We saw Nicholas during his lesson and he was happy as a clam. The group had split into two, leaving only the three older kids in Nicky's group. Instructor Parker worked some magic and suddenly our boy was "keeping up with the instructor" and "ready for level 4 or even 5" if we were to put him in a lesson again. The rest of the week he kept up with the rest of the family. There were no more complaints about runs being too hard. He parallel turned just like his sisters and raced his mom down to the lift. Who is this boy and what have you done with my son?? The lesson was the best $85 we ever spent! Well almost... Better yet, during the lesson, the remaining four of us zipped up and down the back side, putting oodles of vertical feet on our turn trackers and riding the quad chairs altogether!
4) The Summit
Last year the weather prevented the opening of the Summit Express chair while we were there. The Summit chair is the third longest on the mountain, just slightly shorter in vertical rise than the Outback Express chair. The Summit chair, however, takes you a full 1000 feet farther up the mountain than the Northwest Express chair, placing you at a dizzying 9065 feet of elevation, from which there is a gorgeous view of what feels like all of Oregon.

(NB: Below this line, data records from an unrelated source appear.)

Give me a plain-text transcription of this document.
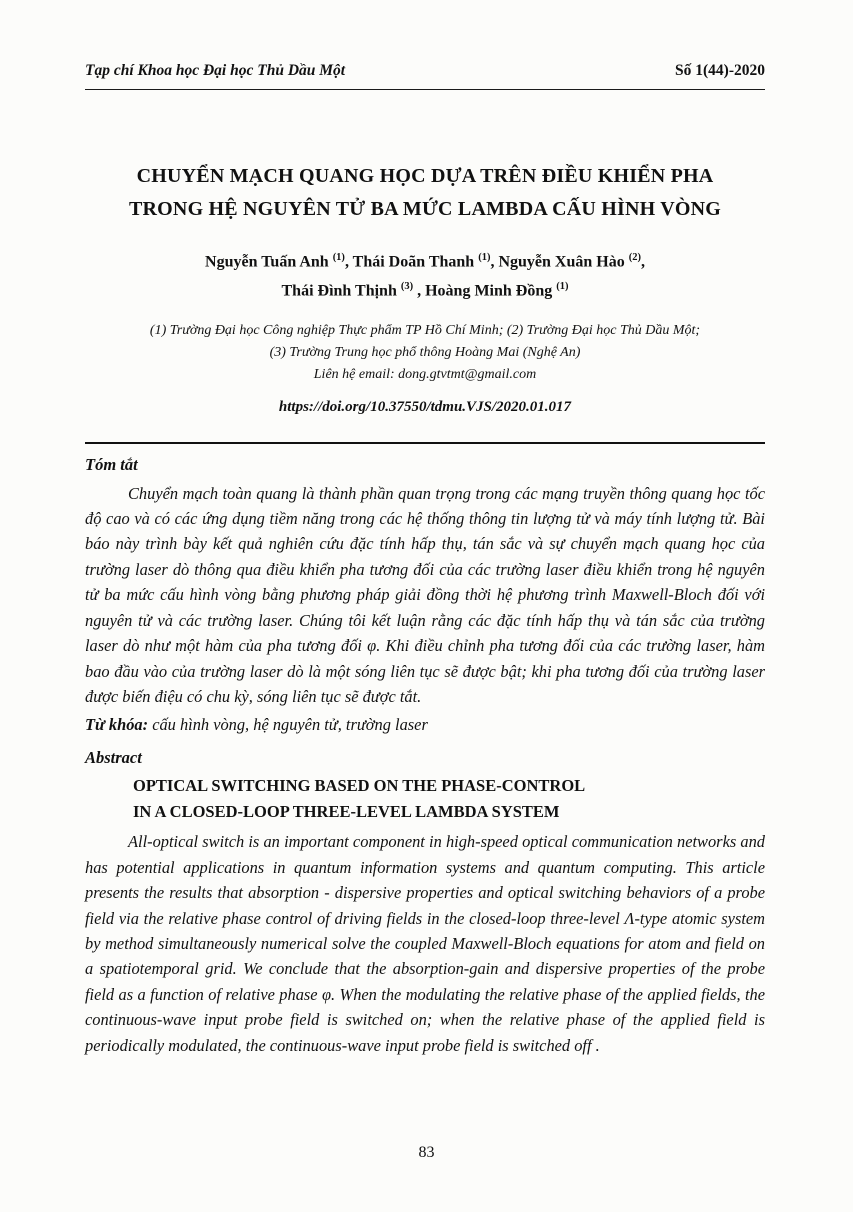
Tạp chí Khoa học Đại học Thủ Dầu Một	Số 1(44)-2020
CHUYỂN MẠCH QUANG HỌC DỰA TRÊN ĐIỀU KHIỂN PHA
TRONG HỆ NGUYÊN TỬ BA MỨC LAMBDA CẤU HÌNH VÒNG
Nguyễn Tuấn Anh $^{(1)}$, Thái Doãn Thanh $^{(1)}$, Nguyễn Xuân Hào $^{(2)}$,
Thái Đình Thịnh $^{(3)}$ , Hoàng Minh Đồng $^{(1)}$
(1) Trường Đại học Công nghiệp Thực phẩm TP Hồ Chí Minh; (2) Trường Đại học Thủ Dầu Một;
(3) Trường Trung học phổ thông Hoàng Mai (Nghệ An)
Liên hệ email: dong.gtvtmt@gmail.com
https://doi.org/10.37550/tdmu.VJS/2020.01.017
Tóm tắt

Chuyển mạch toàn quang là thành phần quan trọng trong các mạng truyền thông quang học tốc độ cao và có các ứng dụng tiềm năng trong các hệ thống thông tin lượng tử và máy tính lượng tử. Bài báo này trình bày kết quả nghiên cứu đặc tính hấp thụ, tán sắc và sự chuyển mạch quang học của trường laser dò thông qua điều khiển pha tương đối của các trường laser điều khiển trong hệ nguyên tử ba mức cấu hình vòng bằng phương pháp giải đồng thời hệ phương trình Maxwell-Bloch đối với nguyên tử và các trường laser. Chúng tôi kết luận rằng các đặc tính hấp thụ và tán sắc của trường laser dò như một hàm của pha tương đối φ. Khi điều chỉnh pha tương đối của các trường laser, hàm bao đầu vào của trường laser dò là một sóng liên tục sẽ được bật; khi pha tương đối của trường laser được biến điệu có chu kỳ, sóng liên tục sẽ được tắt.

Từ khóa: cấu hình vòng, hệ nguyên tử, trường laser
Abstract
OPTICAL SWITCHING BASED ON THE PHASE-CONTROL
IN A CLOSED-LOOP THREE-LEVEL LAMBDA SYSTEM

All-optical switch is an important component in high-speed optical communication networks and has potential applications in quantum information systems and quantum computing. This article presents the results that absorption - dispersive properties and optical switching behaviors of a probe field via the relative phase control of driving fields in the closed-loop three-level Λ-type atomic system by method simultaneously numerical solve the coupled Maxwell-Bloch equations for atom and field on a spatiotemporal grid. We conclude that the absorption-gain and dispersive properties of the probe field as a function of relative phase φ. When the modulating the relative phase of the applied fields, the continuous-wave input probe field is switched on; when the relative phase of the applied field is periodically modulated, the continuous-wave input probe field is switched off .

83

Worth it? Well, we're not so sure. There is no doubt that it is colder up there, sometimes 10 degrees colder than at mid-mountain, so the clothes you were happy in before may prove to be not quite sufficient up there, especially as you ride the lift, which is also susceptible to wind (that's why they close it in bad weather!) There are a combination of intermediate and advanced runs up there. While Beverly Hills is a nice groomed run, the rest was icy like with ice CUBES on the run. It was unpleasant to ski on and unpleasant to ride the lift. In fact, I had flashbacks to the pain and suffering of last year. We rode it twice, once on each of two days, and quickly returned to the lower portions of the mountain.
5) Back in Bend..new accomodations! Check out the pictures!
Last year we stayed in a lovely 2 BR 2Bath condo in Mount Bachelor Village for $165 a night. This year the same condo was available so we naturally booked the same place. Why try to improve on what suited us just fine?
Well a few days later we got a phone call from Alpenglow Vacation Rentals letting us know that the condo was occupied by the owners and was not available for rent, BUT would we like this 2100 square foot 4 BR 2.5 Bath house in the next neighborhood over for $230 a night? Are you kidding is what we said? Just a quick look at the pictures and we were in. Maybe the biggest selling point? The hot tub was right outside the sliding glass door and not a walk away to the clubhouse.
A house like this in any Tahoe area would be $400 a night hands down. Welcome to Oregon.
The house was positively lovely, and an improvement in our opinion over the condo. Each child had their own bedroom.. what a luxury. The kitchen was spacious and well stocked. There was a washer and dryer, dishwasher, fireplace, Cable TV, playstation (which we didn't use), and a two car garage. This house could have been shared with another family of four, but it was nice to not share it, and for all of us to have some semblance of space and privacy--especially at the price!
And now for some pictures!
The kitchen was big enough!
A lovely master bedroom
My son slept in this gorgeous fluffy bed all by himself!
And my girls slept in these two rooms
And this one is just pretty. Happy Mt Bachelor morning!
I hope you enjoyed reading this post! Not going anywhere for a while now..so I'll have to write about something! Who knows!